We've been told numerous times over the past year that we are "good" people for choosing to adopt a child with special needs.  Let me tell you something: No We Are Not!  We are just people who fell in love with a serious face in a photograph.  Then we met him....and now we are in love with a precious laugh, and infectious smile.  He's a mimic, and 100% will throw anything you put in his hands boy!  And we can't wait to see him one week from tomorrow!

Our house is not completely ready for him, and at this point probably won't be by the time we leave.  But we are ready for him.  There is no doubt about that.  His bag is packed...ours are not.  All he's done the past four years is wait.  All we've done since we first saw his photo is pray for him and love him and count the days until we could be with him.  And now we are here!  If you haven't prayed with or for us before I am going to very humbly beg you to do so this week.  It will not be easy, adjusting to life with three, one of whom has no idea what family is.  Here are this week's (and maybe the next few week's) requests:

1. Colton Daniel: that he is as ready as ever to come home with us.  Our prayer is that Baba Mila and the orphanage staff have prepared him as much as possible to live in a family and that he recognizes our faces from our photos, and feels immediately comfortable with us. Pray that his first trips to the doctor are easy, and that there are no surprises medically speaking.

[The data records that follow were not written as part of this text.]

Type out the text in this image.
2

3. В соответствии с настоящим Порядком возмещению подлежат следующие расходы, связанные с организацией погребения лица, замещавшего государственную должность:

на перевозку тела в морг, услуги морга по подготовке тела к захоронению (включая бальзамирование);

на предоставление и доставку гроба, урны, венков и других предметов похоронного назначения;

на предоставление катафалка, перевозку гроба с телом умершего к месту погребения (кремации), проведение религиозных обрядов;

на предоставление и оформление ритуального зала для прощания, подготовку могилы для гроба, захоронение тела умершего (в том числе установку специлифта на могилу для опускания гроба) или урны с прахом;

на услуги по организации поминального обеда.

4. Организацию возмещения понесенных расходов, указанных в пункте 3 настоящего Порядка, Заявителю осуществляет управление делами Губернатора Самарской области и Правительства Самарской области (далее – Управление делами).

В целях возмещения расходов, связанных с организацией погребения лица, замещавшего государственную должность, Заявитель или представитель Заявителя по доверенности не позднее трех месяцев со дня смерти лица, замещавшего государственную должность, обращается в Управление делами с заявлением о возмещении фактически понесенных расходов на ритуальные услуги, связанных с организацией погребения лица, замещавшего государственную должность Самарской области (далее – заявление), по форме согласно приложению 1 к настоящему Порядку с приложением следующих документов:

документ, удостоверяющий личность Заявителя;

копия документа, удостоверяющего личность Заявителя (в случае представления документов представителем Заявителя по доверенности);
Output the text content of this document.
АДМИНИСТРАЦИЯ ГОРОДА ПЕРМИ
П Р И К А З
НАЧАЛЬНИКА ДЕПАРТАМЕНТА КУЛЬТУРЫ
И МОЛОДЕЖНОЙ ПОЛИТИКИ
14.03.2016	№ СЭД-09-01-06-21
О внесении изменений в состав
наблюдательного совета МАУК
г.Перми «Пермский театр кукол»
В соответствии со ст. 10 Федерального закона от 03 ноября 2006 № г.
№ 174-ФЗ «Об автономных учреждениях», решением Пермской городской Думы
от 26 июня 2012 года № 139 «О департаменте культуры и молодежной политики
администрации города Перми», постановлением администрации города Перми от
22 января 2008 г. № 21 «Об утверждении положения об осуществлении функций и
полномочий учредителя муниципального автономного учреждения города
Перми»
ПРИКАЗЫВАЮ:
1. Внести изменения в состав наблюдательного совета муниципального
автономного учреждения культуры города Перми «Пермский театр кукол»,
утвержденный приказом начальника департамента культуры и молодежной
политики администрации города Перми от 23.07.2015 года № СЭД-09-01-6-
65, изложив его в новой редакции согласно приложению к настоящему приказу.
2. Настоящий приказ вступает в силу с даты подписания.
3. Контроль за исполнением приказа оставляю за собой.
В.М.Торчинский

2. Baba Mila: what do you say to the woman who has probably kept your son alive for 4 years?!?!?  Thank you is just not enough.  There is no gift in the world that seems adequate.  (But I do really hope she likes the necklace we got her.) Please pray for Mila's heart and soul.  I do not know where she stands in faith, but I pray with every part of me that she follows and loves God.  I pray that she will not be saddened by his leaving, but joyful for him and us as we begin our lives together.

3. US!  I feel like I've asked for thousands of prayers the past year or so....but please.  Pray for our marriage, our jobs, our families, our friends, our sons (both!), our lives. We know it will take massive amounts of faith and prayers to get through the first few months of having our son home with us.  Please pray we have only kind words for one another.  Pray that we are on the same page as far as parenting goes from day 1.  Pray that we don't get so wrapped up in being a mom and dad that we forget to be a wife and husband.

Thank you all so very much for following along this far.  This adventure is only beginning!